— Не знаю, наверно, мне нельзя… Такая рыба. Не для меня.
— Хватит валять дурака. Ешь! Вот смотри! Это не нож — это смычок! А нельма — скрипка.
Отрезая следующий кусок, я играл уже «Танец с саблями» Арама Ильича Хачатуряна. Пока я наяривал на скрипке, она все-таки съела свой кусок нельмы, и я протянул ей второй.
— Значит, ты тоже даешь кому попало? — спросила она, не принимая рыбу из моих рук.
— Что даю?
— Деньги и рыбу.
— Ты не кто попало, ты сама — нельма.
— Нельма?
— Конечно, нельма, поглядись в зеркало.
— Не надо больше. Я не стану есть. Мне кажется, я у кого-то ворую.
— Нина, что с тобой? Ты ненормальная? Бери и ешь, черт тебя подери! Ешь, когда угощают, и не порть мне игру на скрипке.
— Не надо мне больше. Хватит.
Она встала из-за стола, пошла к умывальнику, который висел в углу, заглянула в зеркало. Кажется, она действительно проверяла, похожа ли на нельму.
Я отложил нож, завернул остатки нельмы в бумагу, перевязал бечевкой. Потом подошел к умывальнику, сполоснул пальцы и тоже заглянул в зеркало. Мое обветренное лицо вполне уместилось рядом с ее серебристыми глазами.
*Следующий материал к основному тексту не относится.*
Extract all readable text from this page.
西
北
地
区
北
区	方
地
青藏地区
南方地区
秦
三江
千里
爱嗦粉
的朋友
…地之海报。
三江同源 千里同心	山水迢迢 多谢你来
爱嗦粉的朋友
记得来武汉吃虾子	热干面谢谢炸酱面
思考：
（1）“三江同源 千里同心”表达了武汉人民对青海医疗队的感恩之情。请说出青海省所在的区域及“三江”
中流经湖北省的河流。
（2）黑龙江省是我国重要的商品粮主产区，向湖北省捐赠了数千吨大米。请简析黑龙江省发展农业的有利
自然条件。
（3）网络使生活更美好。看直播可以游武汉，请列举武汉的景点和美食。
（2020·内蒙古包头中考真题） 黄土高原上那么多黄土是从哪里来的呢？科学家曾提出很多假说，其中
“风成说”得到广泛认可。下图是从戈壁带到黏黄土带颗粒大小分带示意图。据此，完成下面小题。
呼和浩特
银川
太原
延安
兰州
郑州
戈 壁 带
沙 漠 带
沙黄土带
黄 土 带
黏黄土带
— Когда-то я скотину пас, — сказал я и обнял ее.
— Сегодня я, кажется, пол мыть не буду, — улыбнулась она.
— Это все неважно, — объяснял я. — Пол, огурцы, нельма… Что-то есть, конечно, важное, но что — я сейчас забыл.
— Да ты помнишь, — говорила Нина, прижимая мои руки к своей огромной белой груди. — Конечно, помнишь… Храм на воде.
В бестолковых моих скитаниях по вечновечерним сентябрьским полям встречались мне и люди с ножами.
Этот подошедший в сумерках к моему костру ножа при себе не имел.
— Картошечки пекёте? — спросил он, подсаживаясь в сторонке от огня.
— И уху варим, — добавил я во множественном числе, хотя и был один, без товарища, на двести верст кругом.